Since Matteo Renzi became Italy’s prime minister last month, there has been much curiosity over his economic plans. The hope was that the young leader of the leftwing Democratic party could inject some of his dynamism into Italy’s sputtering economy. While growth has finally returned, the outlook remains fragile. Unemployment is stuck near 13 per cent and industrial production is 25 per cent below its pre-crisis level. Two years of recession have badly hit the banks, which are struggling under a pile of bad loans.
On Wednesday the prime minister unveiled his recipe for Italy. It includes €10bn in tax cuts targeted at the least well off, as well as a 10 per cent reduction in regional business taxes. The exact details behind these measures still need to be approved by the government, let alone be passed by parliament. Yet the prime minister has committed to begin implementing them by the end of April. Backtracking on his plan would be a heavy blow to his credibility as a politician who gets things done.
Mr Renzi aims to fund some of his giveaways through a combination of spending cuts and higher taxes on capital income. This makes sense. Italy’s public administration is notoriously inefficient. There is much fat to be trimmed without affecting the quality of services. Taxes on investment income in Italy are generous by European standards. That the extra revenue levied on savings will be used to give some breathing space to businesses should help to boost growth.
This cash, however, will only fund a portion of the promises that Mr Renzi has made. He has earmarked €7bn of spending cuts, but as a senior civil servant has made clear this week, it will be hard to squeeze more than €3bn out of the system. True, thanks to the sharp reduction in interest rates, the Italian treasury may be able to fund its debt more cheaply than it had planned. This would free some resources. But, as the prime minister conceded on Wednesday, some of the funds needed will have to come through extra borrowing.
The idea that Italy wants to push above the deficit target forecast by the EU – 2.6 per cent of national income – will send shivers down the spine of policy makers in Brussels and Berlin. Italy should try to cut its €2tn public debt, not add to it. Yet were Mr Renzi’s measures able to jump-start the economy, the fiscal outlook would improve too. The central question is how he will spend the money that he intends to borrow.
Cutting income tax for low earners makes good political sense. As Mr Renzi shamelessly admitted, this should boost his Democratic party in the elections for the European parliament in May. But it will do little to solve Italy’s competitiveness crisis. Economists believe that about one-third of the extra income will be spent on imports. Some may be saved. It would have been better to concentrate the limited firepower to help businesses, cutting the taxes they pay more deeply. This would allow them to price their goods abroad more cheaply and hire more workers.

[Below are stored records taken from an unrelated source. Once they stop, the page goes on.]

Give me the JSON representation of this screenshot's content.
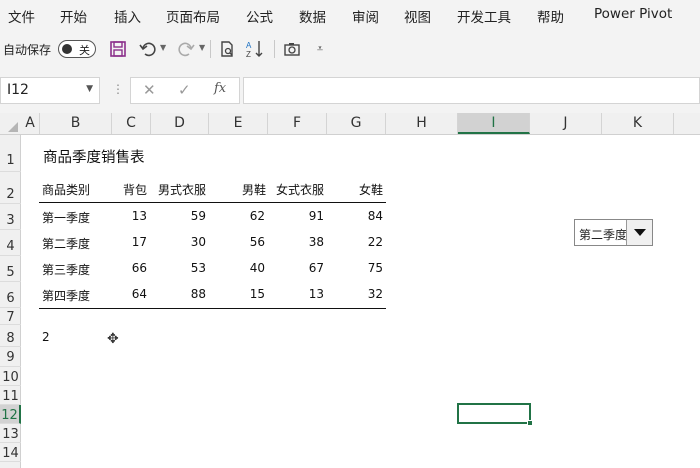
{
  "menu": [
    "文件",
    "开始",
    "插入",
    "页面布局",
    "公式",
    "数据",
    "审阅",
    "视图",
    "开发工具",
    "帮助",
    "Power Pivot"
  ],
  "qat": {
    "autosave_label": "自动保存",
    "toggle_state": "关"
  },
  "formula_bar": {
    "name_box": "I12",
    "fx_label": "fx",
    "value": ""
  },
  "columns": [
    "A",
    "B",
    "C",
    "D",
    "E",
    "F",
    "G",
    "H",
    "I",
    "J",
    "K"
  ],
  "selected_column": "I",
  "rows": [
    "1",
    "2",
    "3",
    "4",
    "5",
    "6",
    "7",
    "8",
    "9",
    "10",
    "11",
    "12",
    "13",
    "14"
  ],
  "selected_row": "12",
  "sheet": {
    "title": "商品季度销售表",
    "headers": [
      "商品类别",
      "背包",
      "男式衣服",
      "男鞋",
      "女式衣服",
      "女鞋"
    ],
    "data": [
      [
        "第一季度",
        "13",
        "59",
        "62",
        "91",
        "84"
      ],
      [
        "第二季度",
        "17",
        "30",
        "56",
        "38",
        "22"
      ],
      [
        "第三季度",
        "66",
        "53",
        "40",
        "67",
        "75"
      ],
      [
        "第四季度",
        "64",
        "88",
        "15",
        "13",
        "32"
      ]
    ],
    "b8_value": "2"
  },
  "combo": {
    "selected": "第二季度"
  },
  "colors": {
    "accent": "#217346",
    "ribbon_bg": "#f3f3f3"
  }
}
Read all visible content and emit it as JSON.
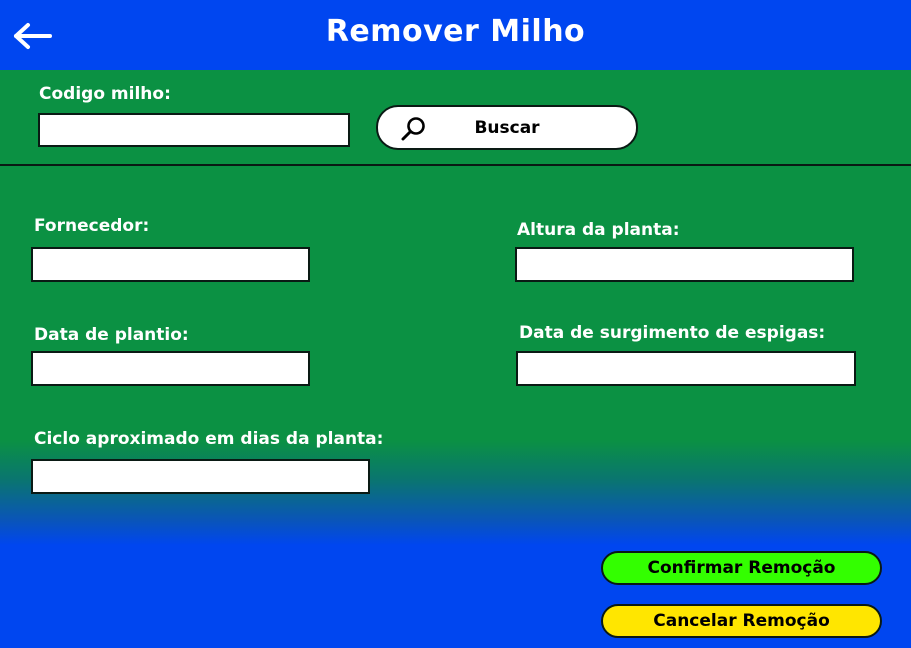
{
  "header": {
    "title": "Remover Milho",
    "back_icon": "arrow-left-icon"
  },
  "search": {
    "label": "Codigo milho:",
    "value": "",
    "button_label": "Buscar",
    "button_icon": "magnifier-icon"
  },
  "fields": {
    "fornecedor": {
      "label": "Fornecedor:",
      "value": ""
    },
    "altura": {
      "label": "Altura da planta:",
      "value": ""
    },
    "data_plantio": {
      "label": "Data de plantio:",
      "value": ""
    },
    "data_espigas": {
      "label": "Data de surgimento de espigas:",
      "value": ""
    },
    "ciclo": {
      "label": "Ciclo aproximado em dias da planta:",
      "value": ""
    }
  },
  "actions": {
    "confirm_label": "Confirmar Remoção",
    "cancel_label": "Cancelar Remoção"
  },
  "colors": {
    "header_blue": "#0046f0",
    "form_green": "#0b9143",
    "confirm_green": "#33ff00",
    "cancel_yellow": "#ffe600"
  }
}
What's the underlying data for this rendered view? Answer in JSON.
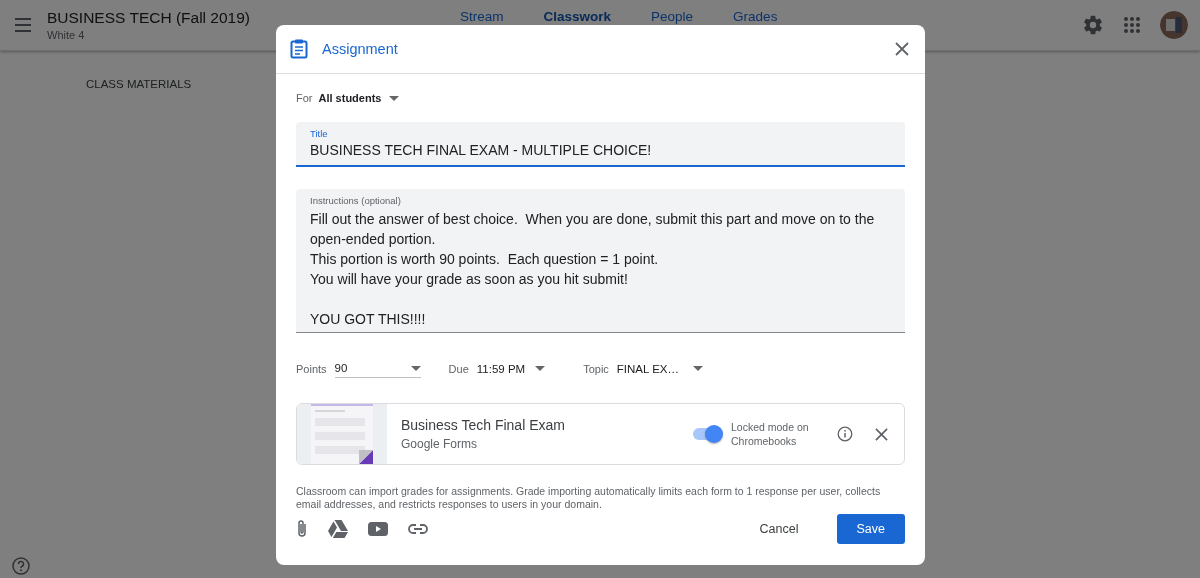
{
  "app_bar": {
    "course_title": "BUSINESS TECH (Fall 2019)",
    "section": "White 4",
    "tabs": [
      {
        "label": "Stream",
        "selected": false
      },
      {
        "label": "Classwork",
        "selected": true
      },
      {
        "label": "People",
        "selected": false
      },
      {
        "label": "Grades",
        "selected": false
      }
    ]
  },
  "page": {
    "heading": "CLASS MATERIALS"
  },
  "dialog": {
    "title": "Assignment",
    "for_label": "For",
    "for_value": "All students",
    "title_field": {
      "label": "Title",
      "value": "BUSINESS TECH FINAL EXAM - MULTIPLE CHOICE!"
    },
    "instructions": {
      "label": "Instructions (optional)",
      "value": "Fill out the answer of best choice.  When you are done, submit this part and move on to the open-ended portion.\nThis portion is worth 90 points.  Each question = 1 point.\nYou will have your grade as soon as you hit submit!\n\nYOU GOT THIS!!!!"
    },
    "points": {
      "label": "Points",
      "value": "90"
    },
    "due": {
      "label": "Due",
      "value": "11:59 PM"
    },
    "topic": {
      "label": "Topic",
      "value": "FINAL EX…"
    },
    "attachment": {
      "name": "Business Tech Final Exam",
      "source": "Google Forms",
      "locked_mode": {
        "label": "Locked mode on Chromebooks",
        "on": true
      }
    },
    "note": "Classroom can import grades for assignments. Grade importing automatically limits each form to 1 response per user, collects email addresses, and restricts responses to users in your domain.",
    "buttons": [
      {
        "label": "Cancel",
        "kind": "text"
      },
      {
        "label": "Save",
        "kind": "primary"
      }
    ]
  }
}
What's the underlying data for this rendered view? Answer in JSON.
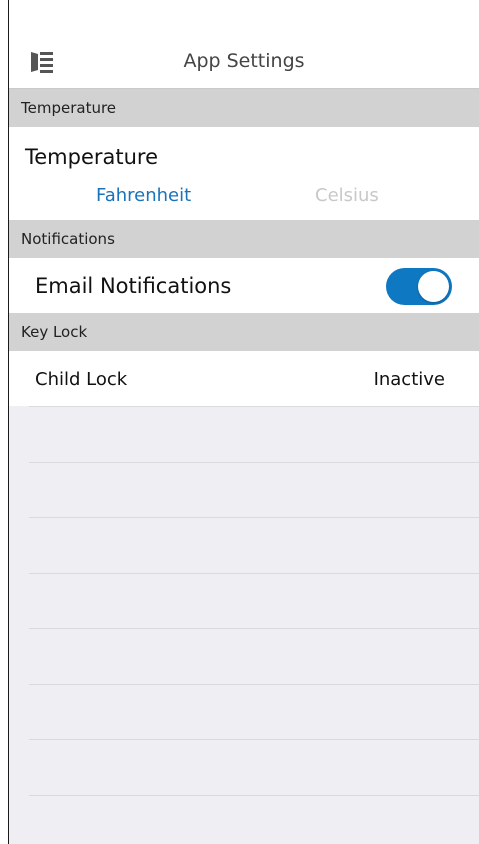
{
  "header": {
    "title": "App Settings",
    "menu_icon": "sidebar-menu-icon"
  },
  "sections": {
    "temperature": {
      "header": "Temperature",
      "title": "Temperature",
      "options": [
        "Fahrenheit",
        "Celsius"
      ],
      "selected": "Fahrenheit"
    },
    "notifications": {
      "header": "Notifications",
      "email_label": "Email Notifications",
      "email_enabled": true
    },
    "key_lock": {
      "header": "Key Lock",
      "child_lock_label": "Child Lock",
      "child_lock_value": "Inactive"
    }
  },
  "colors": {
    "accent": "#0f78c2",
    "inactive_text": "#c8c8c8",
    "section_bg": "#d2d2d2",
    "page_bg": "#efeef3"
  }
}
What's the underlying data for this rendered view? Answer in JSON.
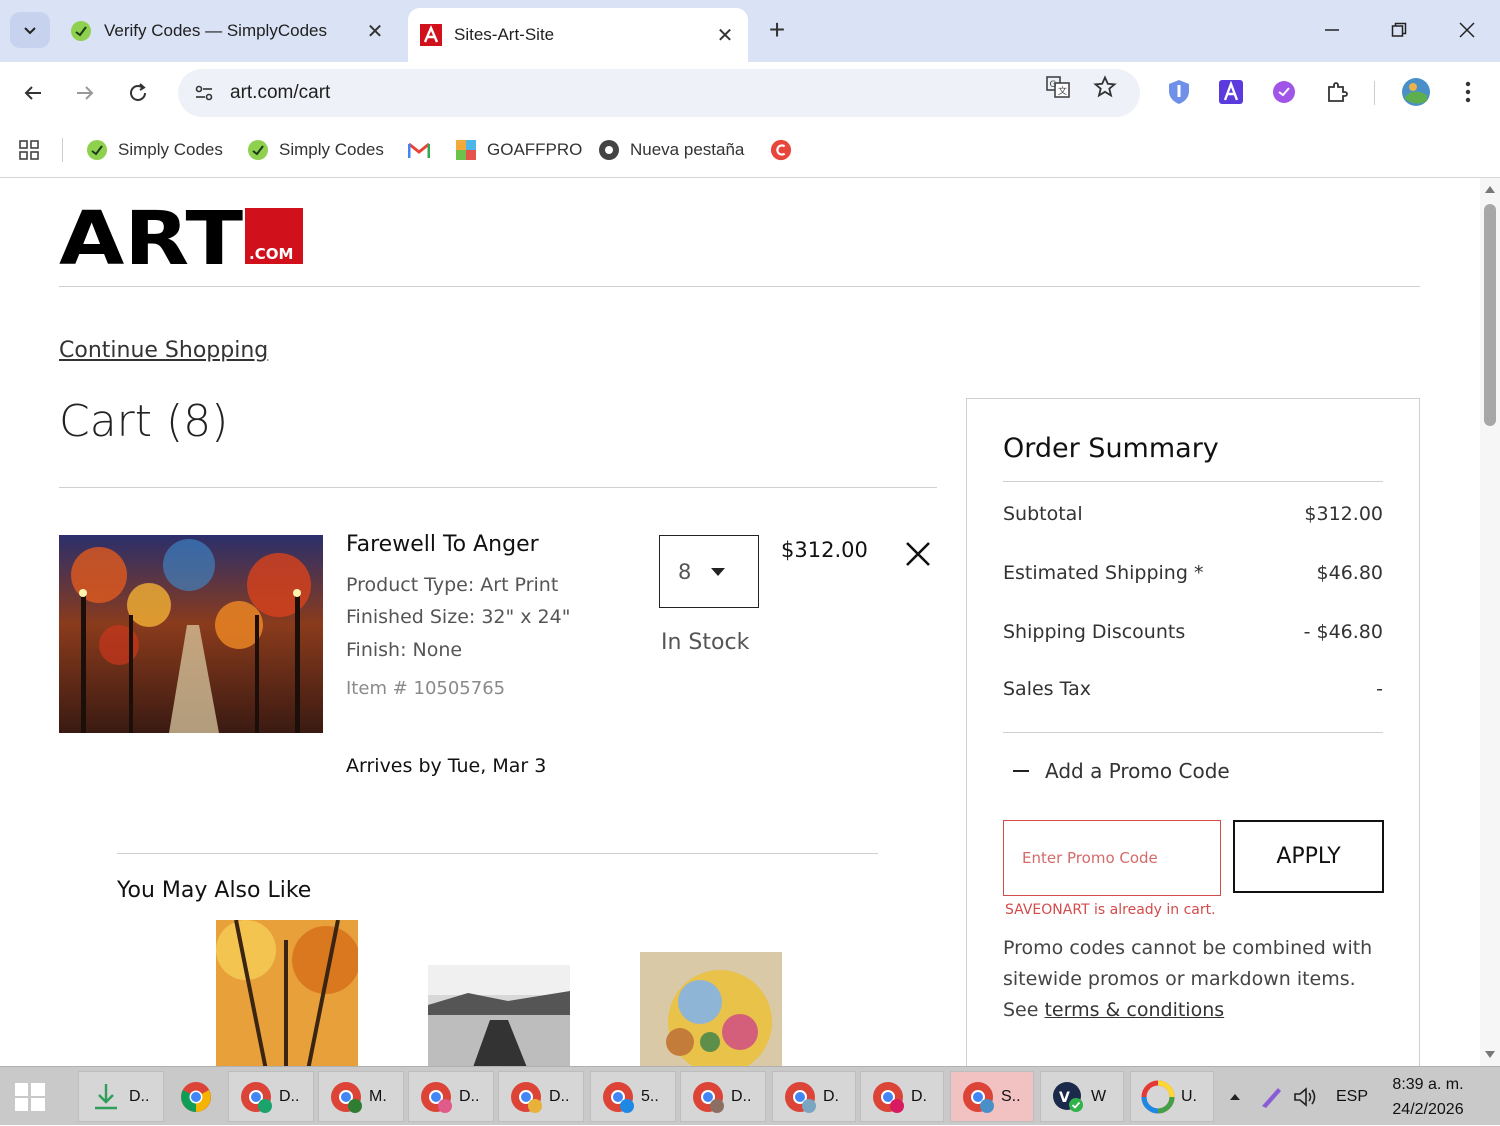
{
  "browser": {
    "tabs": [
      {
        "title": "Verify Codes — SimplyCodes",
        "active": false
      },
      {
        "title": "Sites-Art-Site",
        "active": true
      }
    ],
    "url": "art.com/cart",
    "bookmarks": [
      {
        "label": "Simply Codes",
        "icon": "simplycodes-icon"
      },
      {
        "label": "Simply Codes",
        "icon": "simplycodes-icon"
      },
      {
        "label": "",
        "icon": "gmail-icon"
      },
      {
        "label": "GOAFFPRO",
        "icon": "goaffpro-icon"
      },
      {
        "label": "Nueva pestaña",
        "icon": "chrome-icon"
      },
      {
        "label": "",
        "icon": "red-circle-icon"
      }
    ]
  },
  "page": {
    "logo": {
      "main": "ART",
      "sub": ".COM"
    },
    "continue_shopping": "Continue Shopping",
    "cart_title": "Cart (8)",
    "item": {
      "name": "Farewell To Anger",
      "product_type": "Product Type: Art Print",
      "finished_size": "Finished Size: 32\" x 24\"",
      "finish": "Finish: None",
      "item_number": "Item # 10505765",
      "quantity": "8",
      "price": "$312.00",
      "stock": "In Stock",
      "arrives": "Arrives by Tue, Mar 3"
    },
    "you_may_also_like": "You May Also Like",
    "summary": {
      "title": "Order Summary",
      "rows": [
        {
          "label": "Subtotal",
          "value": "$312.00"
        },
        {
          "label": "Estimated Shipping *",
          "value": "$46.80"
        },
        {
          "label": "Shipping Discounts",
          "value": "- $46.80"
        },
        {
          "label": "Sales Tax",
          "value": "-"
        }
      ],
      "promo_toggle": "Add a Promo Code",
      "promo_placeholder": "Enter Promo Code",
      "apply": "APPLY",
      "promo_error": "SAVEONART is already in cart.",
      "promo_note": "Promo codes cannot be combined with sitewide promos or markdown items. See ",
      "terms_link": "terms & conditions"
    }
  },
  "taskbar": {
    "items": [
      {
        "label": "D..",
        "active": false
      },
      {
        "label": "",
        "active": false
      },
      {
        "label": "D..",
        "active": false
      },
      {
        "label": "M.",
        "active": false
      },
      {
        "label": "D..",
        "active": false
      },
      {
        "label": "D..",
        "active": false
      },
      {
        "label": "5..",
        "active": false
      },
      {
        "label": "D..",
        "active": false
      },
      {
        "label": "D.",
        "active": false
      },
      {
        "label": "D.",
        "active": false
      },
      {
        "label": "S..",
        "active": true
      },
      {
        "label": "W",
        "active": false
      },
      {
        "label": "U.",
        "active": false
      }
    ],
    "language": "ESP",
    "time": "8:39 a. m.",
    "date": "24/2/2026"
  },
  "colors": {
    "accent_red": "#d0111b",
    "error_red": "#d34b4b",
    "tab_strip": "#dae3f5"
  }
}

Mr Renzi has to find other ways to make Italy more competitive. One is to reform the labour market, which gives excessive protection to powerful insiders at the expense of the young. On Wednesday, alongside his fiscal plans, Mr Renzi announced changes to the rules governing apprenticeships and short-term contracts. These should make it easier for companies to hire. But the prime minister should go further, for example increasing the flexibility companies have to set their own wages rather than having to rely on countrywide agreements.
A strong drive to reform the labour market would make it easier for Italy’s EU allies to agree to extra borrowing. It would also show that Mr Renzi cares about fixing Italy’s economy as much as winning votes.